Meet the Man Who Invented Climate Science

Meet the Man Who Invented Climate Science

Half a Century Ago, Syukuro Manabe Set the Stage for Modern Climate Science

When Syukuro Manabe was growing up in rural Japan during World War II, studying in a bomb shelter as military planes flew overhead, he had no intention of becoming a climate scientist. In fact, the field didn’t quite exist yet. At the time, “global warming” was a term few would have recognized, and climate science was a fledgling discipline. The youngest son of a doctor, Manabe thought he would go into medicine. But at the University of Tokyo in 1949, a different field caught his interest: weather.

Now 86 years old and a senior meteorologist at Princeton University, Manabe is still at it. During his career, he has seen climate change rise out of obscurity to become one of the most widely discussed scientific phenomena of our time. And he helped lay the groundwork for its growth: A paper he co-authored in 1967, which substantiated that increased carbon dioxide causes global warming, has been called “the greatest climate-science paper of all time.” The paper detailed the first climate model, now an indispensable tool for climate scientists.

While scientists dating back to the mid-19th century suggested carbon dioxide’s heat-trapping effect, and later studies showed rising atmospheric concentrations of the gas, Manabe and colleague Richard Wetherald were the first to deploy computer-aided data and analysis to understand the implications of those earlier findings on the earth’s climate.

Global Climate Patterns
Getty Images: global climate patterns generated 11-20-05 from public domain data (

Climate Models: Local Weather Predictions, Writ Large

During the early 1950s, early computers enabled more scientifically rigorous weather forecasting models. A weather model takes data—current wind speed and direction, air temperature, and humidity, for example—and plugs it into equations that describe the planet’s physics and atmosphere. The result? Weather predictions for the next few hours or days.

By the late 1950s, Manabe was working with these advanced models firsthand as a meteorologist with the United States Weather Bureau (now called the National Weather Service).

“All these weather forecasters on TV sound as if they’re the ones who predict the weather,” Manabe says. “But actually, what they say is based upon the mathematical modeling done by the National Weather Service.”

Manabe became interested in applying the recent advances in weather forecasting to studying earth’s climate. He started work for NOAA’s Geophysical Fluid Dynamics Laboratory, where his work shifted focus.

“My goal was to transform a mathematical model of weather into a mathematical model of climate,” he says. “That 1967 paper was my first attempt to do that.”

Measuring Climate Data

While meteorologists describe the daily fluctuations of things like temperature and rain, climate is about the bigger picture—the average conditions whose scope of change is not measured over hours and days, but decades and centuries.

To create a mathematical climate model, Manabe and his collaborators had to figure out what data and equations they would need to build a representation of earth’s functioning.

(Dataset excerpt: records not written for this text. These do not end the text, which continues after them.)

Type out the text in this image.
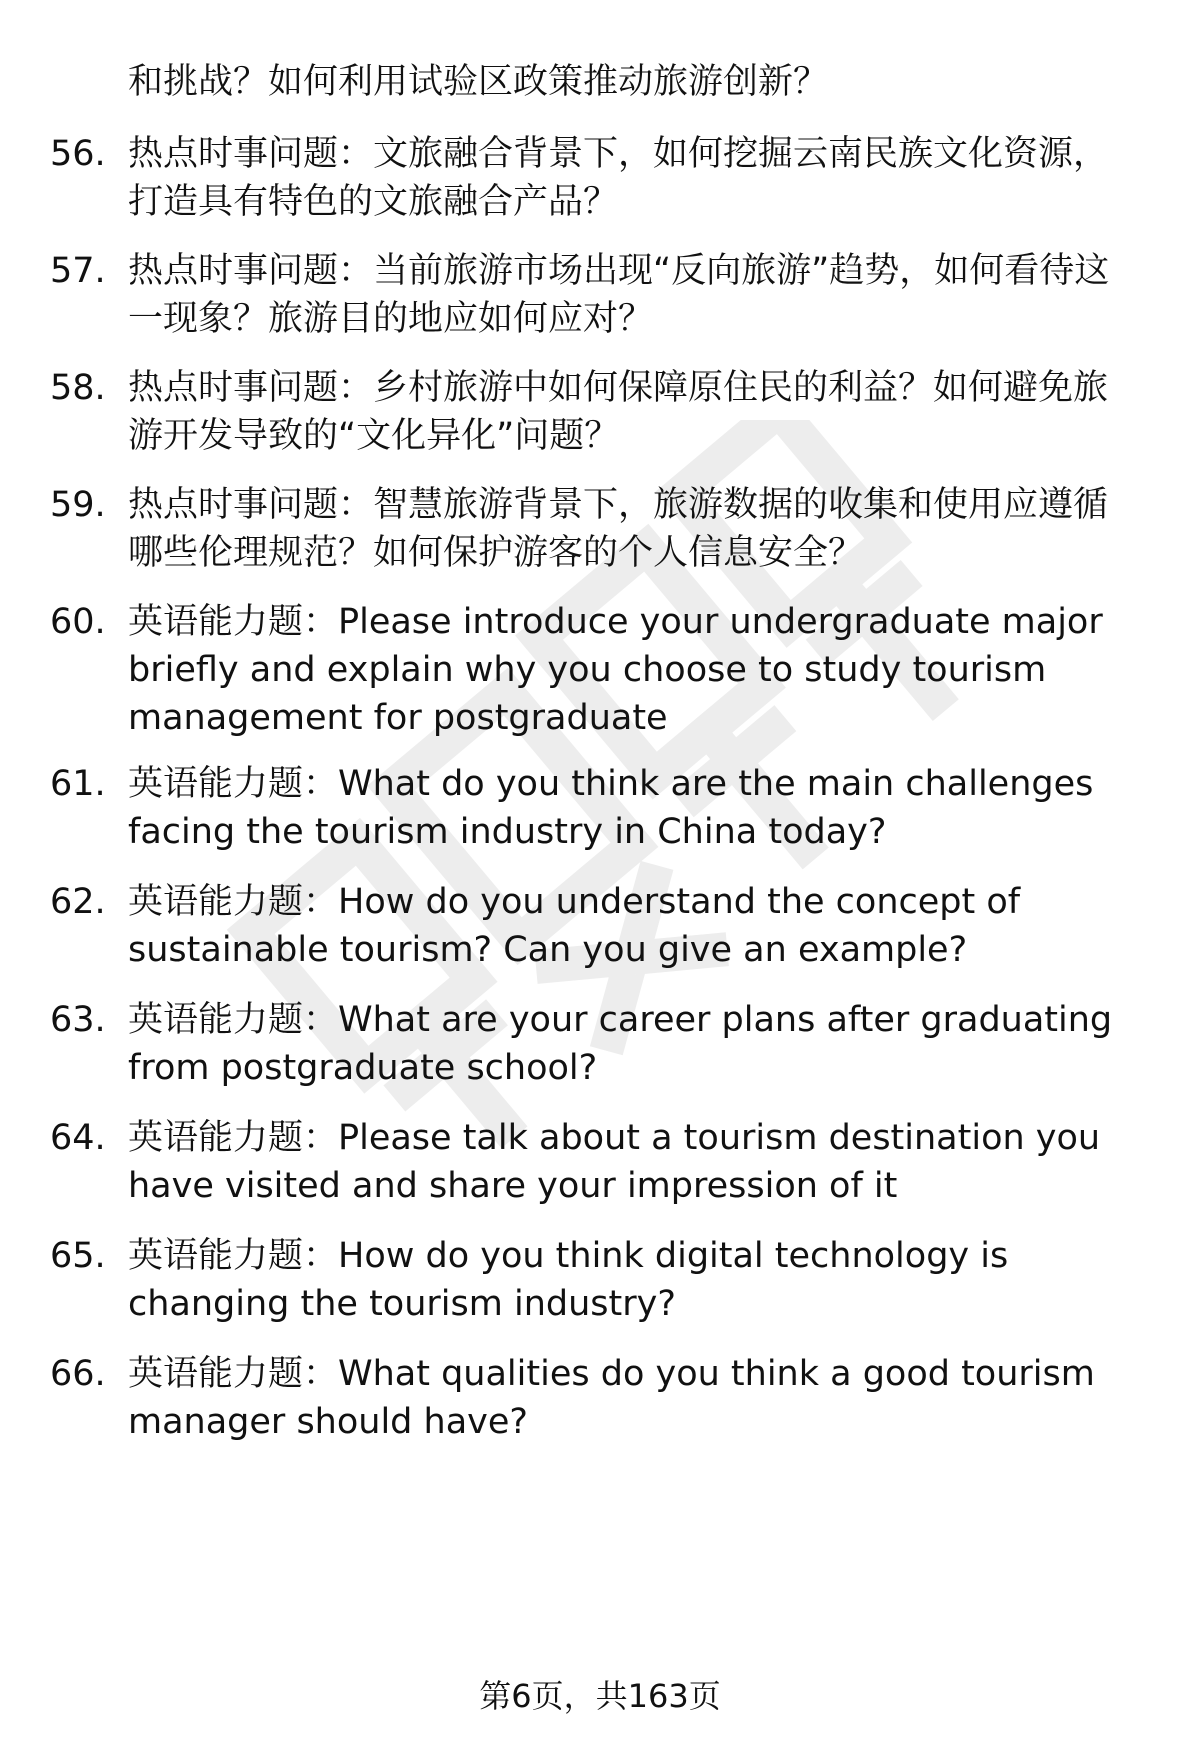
和挑战？如何利用试验区政策推动旅游创新？
56. 热点时事问题：文旅融合背景下，如何挖掘云南民族文化资源，打造具有特色的文旅融合产品？
57. 热点时事问题：当前旅游市场出现“反向旅游”趋势，如何看待这一现象？旅游目的地应如何应对？
58. 热点时事问题：乡村旅游中如何保障原住民的利益？如何避免旅游开发导致的“文化异化”问题？
59. 热点时事问题：智慧旅游背景下，旅游数据的收集和使用应遵循哪些伦理规范？如何保护游客的个人信息安全？
60. 英语能力题：Please introduce your undergraduate major briefly and explain why you choose to study tourism management for postgraduate
61. 英语能力题：What do you think are the main challenges facing the tourism industry in China today?
62. 英语能力题：How do you understand the concept of sustainable tourism? Can you give an example?
63. 英语能力题：What are your career plans after graduating from postgraduate school?
64. 英语能力题：Please talk about a tourism destination you have visited and share your impression of it
65. 英语能力题：How do you think digital technology is changing the tourism industry?
66. 英语能力题：What qualities do you think a good tourism manager should have?
第6页，共163页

They also needed a powerful computer.

Using one of the first commercial computers, at Princeton, Manabe and Wetherald realized the importance of what’s called “radiative forcing.” It’s a measurement calculated using data on various atmospheric gases, including water vapor and CO2, to see how they impact the planet’s heat balance—and what happens when the proportions change.

The model predicted that a doubling of CO2 in the atmosphere would raise the atmosphere’s temperature by about 2° Celsius. Half a century later, the model is still accurate: While CO2 concentrations have yet to double since the Industrial Revolution, they have increased by about 50 percent, and the average global temperature has risen by about 1° Celsius.

The Modern Climate Model

Today’s climate models process much more data than did those in 1967, capturing information about earth’s components—oceans and sea ice, cloud cover and vegetation—and how they might change in the future. Models now also describe aspects of climate beyond temperature, such as rainfall patterns.

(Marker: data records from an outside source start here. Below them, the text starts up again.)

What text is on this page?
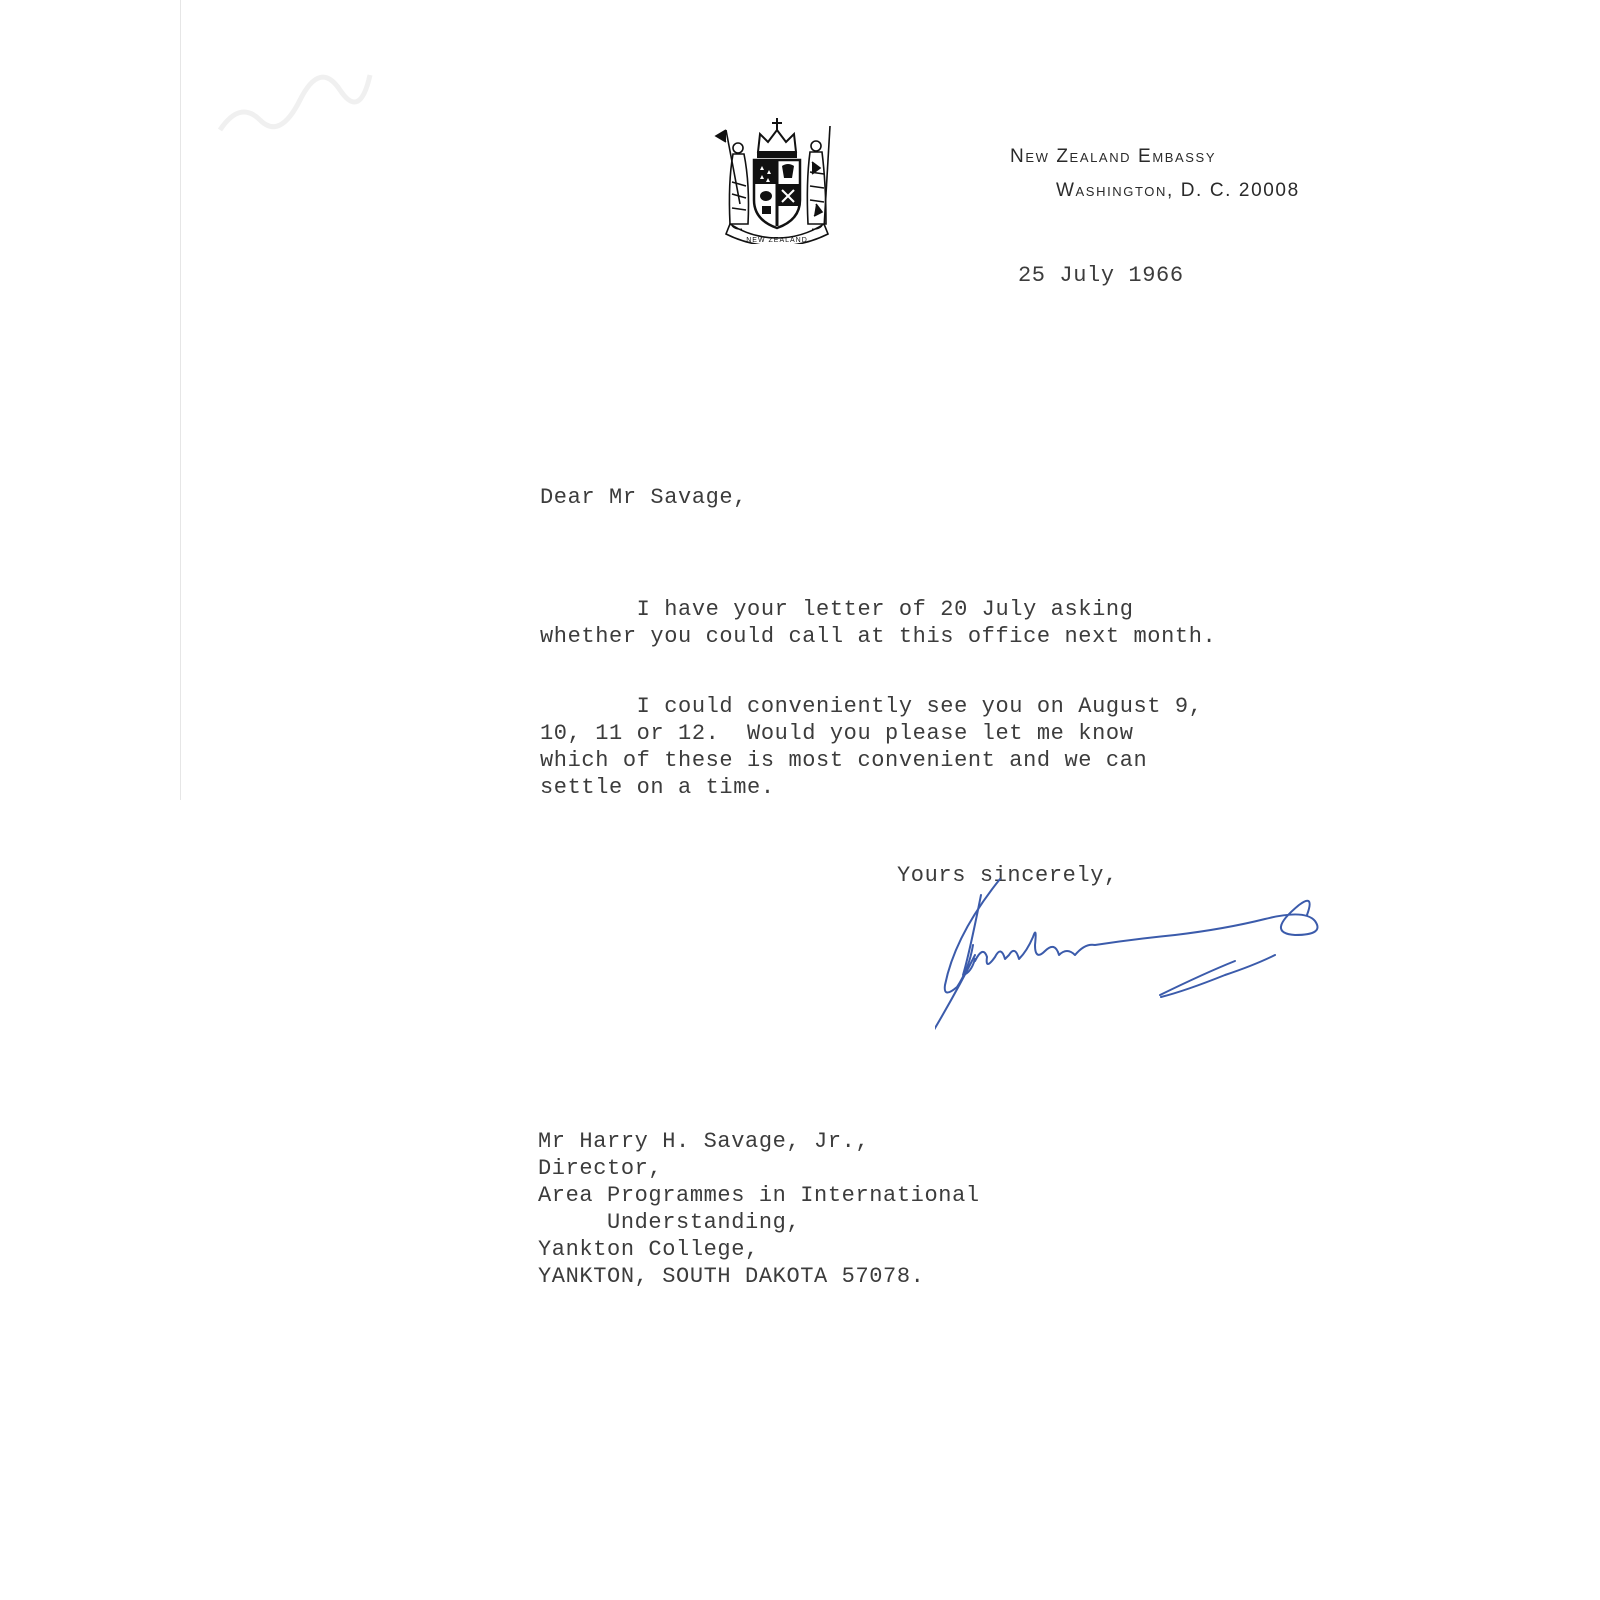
NEW ZEALAND
New Zealand Embassy
Washington, D. C. 20008
25 July 1966
Dear Mr Savage,
I have your letter of 20 July asking
whether you could call at this office next month.
I could conveniently see you on August 9,
10, 11 or 12.  Would you please let me know
which of these is most convenient and we can
settle on a time.
Yours sincerely,
Mr Harry H. Savage, Jr.,
Director,
Area Programmes in International
Understanding,
Yankton College,
YANKTON, SOUTH DAKOTA 57078.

NOAA data Syukuro Manabe climate science
NOAA monitoring and prediction models offer publicly available data for researchers and meteorologists.

“These models require a large amount of computation, and as the speed of computers has increased exponentially, people have been able to develop more- and more-sophisticated models,” Manabe explains.

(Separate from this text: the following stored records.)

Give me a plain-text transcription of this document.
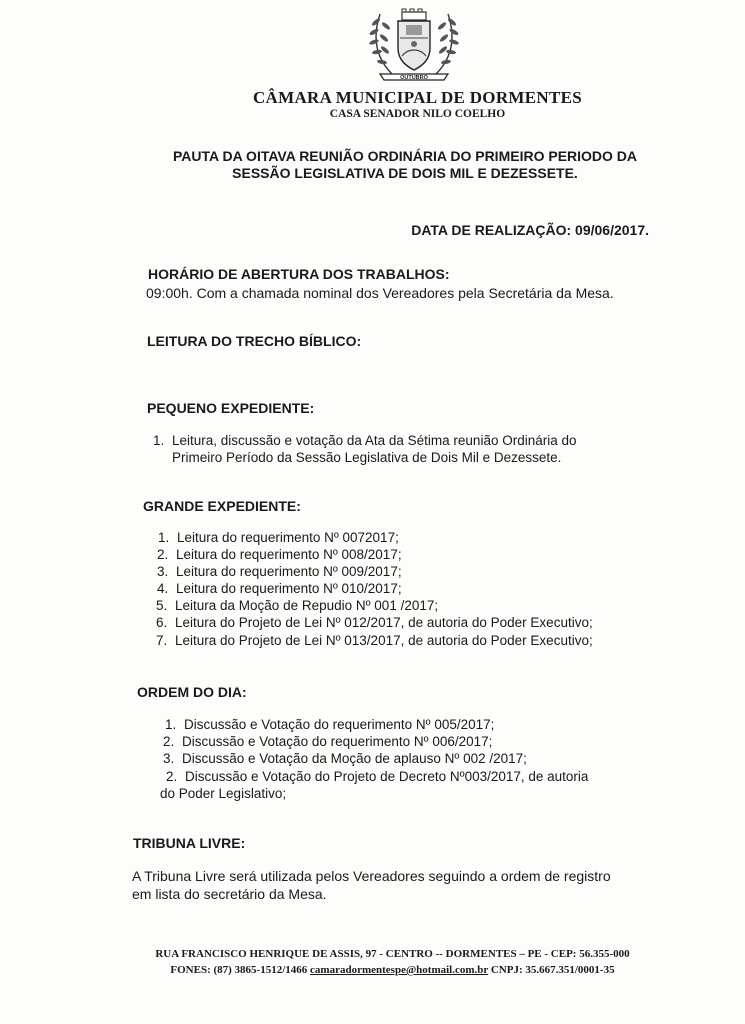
OUTUBRO
CÂMARA MUNICIPAL DE DORMENTES
CASA SENADOR NILO COELHO
PAUTA DA OITAVA REUNIÃO ORDINÁRIA DO PRIMEIRO PERIODO DA
SESSÃO LEGISLATIVA DE DOIS MIL E DEZESSETE.
DATA DE REALIZAÇÃO: 09/06/2017.
HORÁRIO DE ABERTURA DOS TRABALHOS:
09:00h. Com a chamada nominal dos Vereadores pela Secretária da Mesa.
LEITURA DO TRECHO BÍBLICO:
PEQUENO EXPEDIENTE:
1. Leitura, discussão e votação da Ata da Sétima reunião Ordinária do
Primeiro Período da Sessão Legislativa de Dois Mil e Dezessete.
GRANDE EXPEDIENTE:
1. Leitura do requerimento Nº 0072017;
2. Leitura do requerimento Nº 008/2017;
3. Leitura do requerimento Nº 009/2017;
4. Leitura do requerimento Nº 010/2017;
5. Leitura da Moção de Repudio Nº 001 /2017;
6. Leitura do Projeto de Lei Nº 012/2017, de autoria do Poder Executivo;
7. Leitura do Projeto de Lei Nº 013/2017, de autoria do Poder Executivo;
ORDEM DO DIA:
1. Discussão e Votação do requerimento Nº 005/2017;
2. Discussão e Votação do requerimento Nº 006/2017;
3. Discussão e Votação da Moção de aplauso Nº 002 /2017;
2. Discussão e Votação do Projeto de Decreto Nº003/2017, de autoria
do Poder Legislativo;
TRIBUNA LIVRE:
A Tribuna Livre será utilizada pelos Vereadores seguindo a ordem de registro
em lista do secretário da Mesa.
RUA FRANCISCO HENRIQUE DE ASSIS, 97 - CENTRO -- DORMENTES – PE - CEP: 56.355-000
FONES: (87) 3865-1512/1466 camaradormentespe@hotmail.com.br CNPJ: 35.667.351/0001-35
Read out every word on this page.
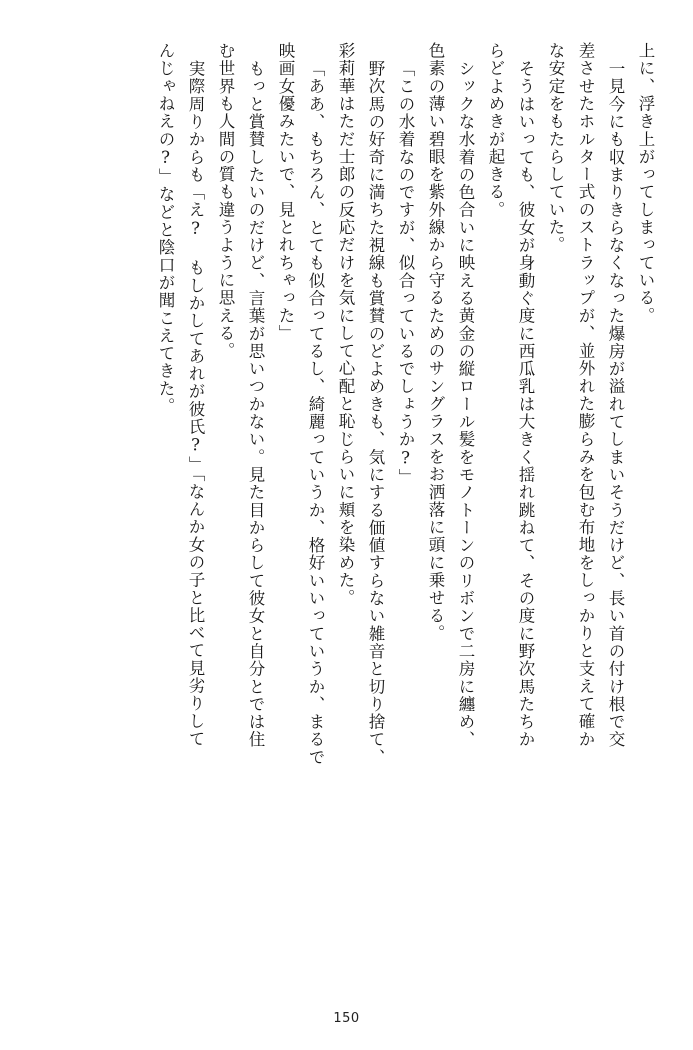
上に、浮き上がってしまっている。
一見今にも収まりきらなくなった爆房が溢れてしまいそうだけど、長い首の付け根で交
差させたホルター式のストラップが、並外れた膨らみを包む布地をしっかりと支えて確か
な安定をもたらしていた。
そうはいっても、彼女が身動ぐ度に西瓜乳は大きく揺れ跳ねて、その度に野次馬たちか
らどよめきが起きる。
シックな水着の色合いに映える黄金の縦ロール髪をモノトーンのリボンで二房に纏め、
色素の薄い碧眼を紫外線から守るためのサングラスをお洒落に頭に乗せる。
「この水着なのですが、似合っているでしょうか?」
野次馬の好奇に満ちた視線も賞賛のどよめきも、気にする価値すらない雑音と切り捨て、
彩莉華はただ士郎の反応だけを気にして心配と恥じらいに頬を染めた。
「ああ、もちろん、とても似合ってるし、綺麗っていうか、格好いいっていうか、まるで
映画女優みたいで、見とれちゃった」
もっと賞賛したいのだけど、言葉が思いつかない。見た目からして彼女と自分とでは住
む世界も人間の質も違うように思える。
実際周りからも「え? もしかしてあれが彼氏?」「なんか女の子と比べて見劣りして
んじゃねえの?」などと陰口が聞こえてきた。
150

With these improvements, climate science now includes, and is of interest to, other disciplines. Biologists, for example, examine how warming temperatures will impact their study of species; agricultural scientists look at how drought will impact local crops; and emergency responders want to know the likelihood that their cities will be hit by storms, fires or floods.

The Future of Climate Science

Ice Coverage in Baffin Bay, Greenland
Ice Coverage in Baffin Bay, Greenland

Manabe says that there are still holes in the data, namely the behavior of major ice sheets. How quickly they will melt, and how much CO2 the ocean will be able to absorb, are important questions for climate scientists.

“We have to improve the part of the climate model that deals with the carbon cycle,” he says.

As models continue to improve, researchers will be able to make climate-related predictions with greater accuracy by incorporating ever more data. And these improvements are necessary to predict the increasing incidence of extreme weather events like hurricanes, floods and fires.

“The question is how to take care of this,” Manabe says. “This is why accurate projections of climate change are needed, so that people can develop strategies regarding how to moderate the harmful impacts of climate change.”